Command line applications

OpenImageIO has several command line utilities that use various combinations of ImageBuf, ImageInput, and ImageOutput.

oiiotool is the most important of these (and technically can do everything that the other tools can do, and more). It is a general-purpose image manipulation tool that can read and write images, apply various image operations, and write the results to disk.

Other command line tools include iinfo (which prints out information about an image file), iconvert (which converts between different file formats), and maketx (which generates tiled mipmaps in an efficient arrangement for texture mapping in a renderer).

Language Bindings

The main APIs, and the underlying implementation, are in C++ (currently using C++17 features).
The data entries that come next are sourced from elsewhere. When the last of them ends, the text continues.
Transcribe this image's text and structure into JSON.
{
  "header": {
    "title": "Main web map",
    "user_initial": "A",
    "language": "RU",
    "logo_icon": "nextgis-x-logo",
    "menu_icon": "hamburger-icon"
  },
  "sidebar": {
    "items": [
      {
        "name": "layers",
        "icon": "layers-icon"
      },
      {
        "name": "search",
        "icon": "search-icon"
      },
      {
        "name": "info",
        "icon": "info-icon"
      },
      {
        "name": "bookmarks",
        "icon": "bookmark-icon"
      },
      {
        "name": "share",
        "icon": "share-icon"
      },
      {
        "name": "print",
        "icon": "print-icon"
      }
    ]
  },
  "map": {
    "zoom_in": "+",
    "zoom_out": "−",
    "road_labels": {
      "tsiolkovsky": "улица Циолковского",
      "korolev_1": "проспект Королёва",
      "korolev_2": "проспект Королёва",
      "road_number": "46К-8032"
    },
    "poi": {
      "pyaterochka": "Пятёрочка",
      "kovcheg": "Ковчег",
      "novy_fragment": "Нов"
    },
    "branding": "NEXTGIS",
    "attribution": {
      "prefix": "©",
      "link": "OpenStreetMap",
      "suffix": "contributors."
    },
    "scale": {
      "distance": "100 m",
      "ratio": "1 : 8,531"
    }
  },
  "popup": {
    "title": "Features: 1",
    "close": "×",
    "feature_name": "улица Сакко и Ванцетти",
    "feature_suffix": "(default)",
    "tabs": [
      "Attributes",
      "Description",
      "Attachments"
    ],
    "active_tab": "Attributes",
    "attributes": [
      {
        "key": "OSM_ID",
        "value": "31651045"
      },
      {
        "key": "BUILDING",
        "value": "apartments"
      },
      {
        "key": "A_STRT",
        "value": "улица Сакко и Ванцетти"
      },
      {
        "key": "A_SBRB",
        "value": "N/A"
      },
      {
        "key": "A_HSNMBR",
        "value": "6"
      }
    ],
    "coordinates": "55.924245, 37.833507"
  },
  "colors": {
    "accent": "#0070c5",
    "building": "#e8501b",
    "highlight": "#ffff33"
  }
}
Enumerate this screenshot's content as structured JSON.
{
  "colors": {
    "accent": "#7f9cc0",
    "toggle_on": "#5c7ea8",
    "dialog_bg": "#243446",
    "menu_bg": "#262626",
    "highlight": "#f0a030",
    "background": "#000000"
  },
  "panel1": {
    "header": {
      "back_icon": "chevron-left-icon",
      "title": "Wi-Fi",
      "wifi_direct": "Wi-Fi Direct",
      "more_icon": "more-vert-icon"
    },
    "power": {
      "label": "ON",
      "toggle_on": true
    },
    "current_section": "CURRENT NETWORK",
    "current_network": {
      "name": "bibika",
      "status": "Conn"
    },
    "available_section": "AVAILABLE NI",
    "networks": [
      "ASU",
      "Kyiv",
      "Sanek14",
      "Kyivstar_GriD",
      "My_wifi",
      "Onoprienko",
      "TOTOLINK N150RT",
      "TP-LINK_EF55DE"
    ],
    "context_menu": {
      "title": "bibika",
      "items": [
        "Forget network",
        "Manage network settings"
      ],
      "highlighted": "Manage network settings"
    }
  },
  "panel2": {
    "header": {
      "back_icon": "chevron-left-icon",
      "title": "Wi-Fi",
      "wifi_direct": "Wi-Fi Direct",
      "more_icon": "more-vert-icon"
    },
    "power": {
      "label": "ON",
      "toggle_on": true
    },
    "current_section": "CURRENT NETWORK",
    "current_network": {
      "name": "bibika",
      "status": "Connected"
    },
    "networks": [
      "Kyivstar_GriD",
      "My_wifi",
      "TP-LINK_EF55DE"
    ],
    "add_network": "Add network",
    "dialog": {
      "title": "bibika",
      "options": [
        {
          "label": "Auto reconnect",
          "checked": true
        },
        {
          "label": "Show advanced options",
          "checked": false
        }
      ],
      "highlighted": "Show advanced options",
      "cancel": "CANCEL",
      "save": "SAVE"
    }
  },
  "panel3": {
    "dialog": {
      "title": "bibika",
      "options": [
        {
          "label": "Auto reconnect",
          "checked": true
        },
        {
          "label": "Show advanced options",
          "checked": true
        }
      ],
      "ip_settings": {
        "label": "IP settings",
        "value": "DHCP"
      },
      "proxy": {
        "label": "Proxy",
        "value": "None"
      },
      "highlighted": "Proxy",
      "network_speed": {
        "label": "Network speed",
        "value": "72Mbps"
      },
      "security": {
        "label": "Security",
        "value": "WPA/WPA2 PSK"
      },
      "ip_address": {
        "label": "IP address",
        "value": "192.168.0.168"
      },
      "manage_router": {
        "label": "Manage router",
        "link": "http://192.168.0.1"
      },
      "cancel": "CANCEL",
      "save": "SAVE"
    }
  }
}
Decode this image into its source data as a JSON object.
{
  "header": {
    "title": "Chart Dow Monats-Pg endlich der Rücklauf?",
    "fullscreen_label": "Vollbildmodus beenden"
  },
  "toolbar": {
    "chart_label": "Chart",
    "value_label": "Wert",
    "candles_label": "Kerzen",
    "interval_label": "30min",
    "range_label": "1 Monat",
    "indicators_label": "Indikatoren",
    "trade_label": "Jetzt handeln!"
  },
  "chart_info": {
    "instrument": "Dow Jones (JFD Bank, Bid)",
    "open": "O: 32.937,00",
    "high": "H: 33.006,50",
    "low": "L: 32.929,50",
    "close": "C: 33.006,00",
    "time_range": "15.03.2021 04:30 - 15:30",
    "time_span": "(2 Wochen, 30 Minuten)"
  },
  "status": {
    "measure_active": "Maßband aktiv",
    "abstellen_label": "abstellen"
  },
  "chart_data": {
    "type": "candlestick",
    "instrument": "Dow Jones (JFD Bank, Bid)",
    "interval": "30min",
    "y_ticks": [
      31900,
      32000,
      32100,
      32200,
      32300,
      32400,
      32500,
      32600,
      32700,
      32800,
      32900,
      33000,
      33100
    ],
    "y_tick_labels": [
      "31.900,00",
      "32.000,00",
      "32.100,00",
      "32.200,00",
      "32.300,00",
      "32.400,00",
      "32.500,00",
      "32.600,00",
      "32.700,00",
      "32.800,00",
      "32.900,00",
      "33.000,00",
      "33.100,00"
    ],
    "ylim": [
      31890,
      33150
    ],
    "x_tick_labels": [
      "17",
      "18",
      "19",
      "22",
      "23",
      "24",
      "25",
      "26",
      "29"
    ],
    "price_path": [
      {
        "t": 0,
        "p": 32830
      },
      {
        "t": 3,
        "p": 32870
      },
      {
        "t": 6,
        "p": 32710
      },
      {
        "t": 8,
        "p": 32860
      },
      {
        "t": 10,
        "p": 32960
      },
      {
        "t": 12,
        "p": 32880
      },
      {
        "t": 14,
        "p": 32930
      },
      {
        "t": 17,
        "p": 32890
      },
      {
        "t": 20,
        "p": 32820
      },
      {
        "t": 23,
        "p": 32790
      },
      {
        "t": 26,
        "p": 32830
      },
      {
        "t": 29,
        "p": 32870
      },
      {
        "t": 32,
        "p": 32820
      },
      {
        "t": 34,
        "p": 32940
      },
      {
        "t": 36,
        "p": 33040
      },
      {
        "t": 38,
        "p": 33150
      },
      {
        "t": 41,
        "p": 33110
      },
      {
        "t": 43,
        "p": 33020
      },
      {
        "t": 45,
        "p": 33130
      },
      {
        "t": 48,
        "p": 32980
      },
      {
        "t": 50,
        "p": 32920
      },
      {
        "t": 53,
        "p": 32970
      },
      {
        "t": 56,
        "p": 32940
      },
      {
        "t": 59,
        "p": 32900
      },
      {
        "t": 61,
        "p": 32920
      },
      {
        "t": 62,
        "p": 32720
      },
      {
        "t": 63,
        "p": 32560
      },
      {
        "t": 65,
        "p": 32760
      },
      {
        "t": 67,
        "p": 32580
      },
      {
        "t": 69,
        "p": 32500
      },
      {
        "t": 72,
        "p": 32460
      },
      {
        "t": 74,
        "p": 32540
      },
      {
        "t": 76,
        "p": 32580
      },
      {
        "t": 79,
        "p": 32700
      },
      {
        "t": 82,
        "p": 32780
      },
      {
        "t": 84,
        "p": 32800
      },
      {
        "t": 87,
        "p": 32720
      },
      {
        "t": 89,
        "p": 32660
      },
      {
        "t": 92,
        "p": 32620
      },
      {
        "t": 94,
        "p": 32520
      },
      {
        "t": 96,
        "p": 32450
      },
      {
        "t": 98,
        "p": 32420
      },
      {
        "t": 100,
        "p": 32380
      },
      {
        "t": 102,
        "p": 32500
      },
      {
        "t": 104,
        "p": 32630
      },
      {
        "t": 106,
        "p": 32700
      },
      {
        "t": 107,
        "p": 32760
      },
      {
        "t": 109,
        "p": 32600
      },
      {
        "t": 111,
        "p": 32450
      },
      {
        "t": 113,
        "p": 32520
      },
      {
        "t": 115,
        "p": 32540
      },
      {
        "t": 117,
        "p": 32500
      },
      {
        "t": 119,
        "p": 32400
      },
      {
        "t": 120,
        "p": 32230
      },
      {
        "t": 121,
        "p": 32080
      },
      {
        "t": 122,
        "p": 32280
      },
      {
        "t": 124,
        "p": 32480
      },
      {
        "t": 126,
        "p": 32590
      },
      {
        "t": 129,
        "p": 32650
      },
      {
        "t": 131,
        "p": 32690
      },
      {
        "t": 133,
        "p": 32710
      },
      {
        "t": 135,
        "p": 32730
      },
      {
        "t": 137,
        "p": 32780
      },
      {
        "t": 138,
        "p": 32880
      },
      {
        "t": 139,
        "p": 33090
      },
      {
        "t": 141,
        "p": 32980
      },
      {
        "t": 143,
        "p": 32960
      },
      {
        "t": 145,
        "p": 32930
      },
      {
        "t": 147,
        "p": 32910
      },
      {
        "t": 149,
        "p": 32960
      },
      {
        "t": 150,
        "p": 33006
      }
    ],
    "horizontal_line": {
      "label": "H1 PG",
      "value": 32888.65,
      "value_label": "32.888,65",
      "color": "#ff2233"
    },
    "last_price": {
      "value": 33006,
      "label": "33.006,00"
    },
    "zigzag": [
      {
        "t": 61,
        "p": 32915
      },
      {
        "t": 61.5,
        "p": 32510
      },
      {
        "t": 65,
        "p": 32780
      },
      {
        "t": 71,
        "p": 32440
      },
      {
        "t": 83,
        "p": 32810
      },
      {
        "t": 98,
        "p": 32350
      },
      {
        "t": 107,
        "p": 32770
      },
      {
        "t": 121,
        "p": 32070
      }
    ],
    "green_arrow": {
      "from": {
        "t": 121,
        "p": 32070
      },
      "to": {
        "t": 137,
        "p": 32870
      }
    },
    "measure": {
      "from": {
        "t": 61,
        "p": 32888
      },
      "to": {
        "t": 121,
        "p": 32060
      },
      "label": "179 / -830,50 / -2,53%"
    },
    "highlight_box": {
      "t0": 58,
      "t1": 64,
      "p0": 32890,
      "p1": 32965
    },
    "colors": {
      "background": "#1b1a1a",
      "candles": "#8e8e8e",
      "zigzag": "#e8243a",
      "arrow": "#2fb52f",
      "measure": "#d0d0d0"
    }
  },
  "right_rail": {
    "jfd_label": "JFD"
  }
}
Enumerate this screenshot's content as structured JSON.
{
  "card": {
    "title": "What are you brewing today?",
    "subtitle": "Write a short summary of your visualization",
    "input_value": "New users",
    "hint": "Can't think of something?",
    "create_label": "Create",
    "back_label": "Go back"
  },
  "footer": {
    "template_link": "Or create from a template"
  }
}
A Python binding is provided, currently using the pybind11 library to generate the Python bindings for each C++ class or function.

There is an effort underway to eventually provide a Rust binding.

Helper classes

Several image-related auxiliary classes are used by the public APIs of the image- and file-oriented classes described above. The most important ones are:

  • ImageSpec stores the specification for an image: its resolution, pixel data type, number of channels (as well as their names and individual data types), pixel and display windows, and all other metadata from the image file.
  • ParamValueList is used to store a list of of name/value pairs (each individual name+value is a ParamValue), such as arbitrary image metadata.
  • ROI describes a region of interest: the x, y, z, and channel range of pixels on which to perform some operation.

Additionally, there are many small utility classes that are not about images per se, but also are used by the public interfaces of our main image classes. A few of them that you will see commonly used are:

  • string_view is a non-owning reference to a string (of any of several types, or partial substrings thereof), akin to std::string_view in C++17.
  • span is a non-owning reference to a contiguous sequence of objects, akin to std::span in C++20.
  • ustring is a string class where the characters are stored in an internal shared pool of strings, so all ustrings that have the same character sequence point to the same character memory. In addition to saving memory, this makes string assignment and equality comparison as inexpensive as integer operations.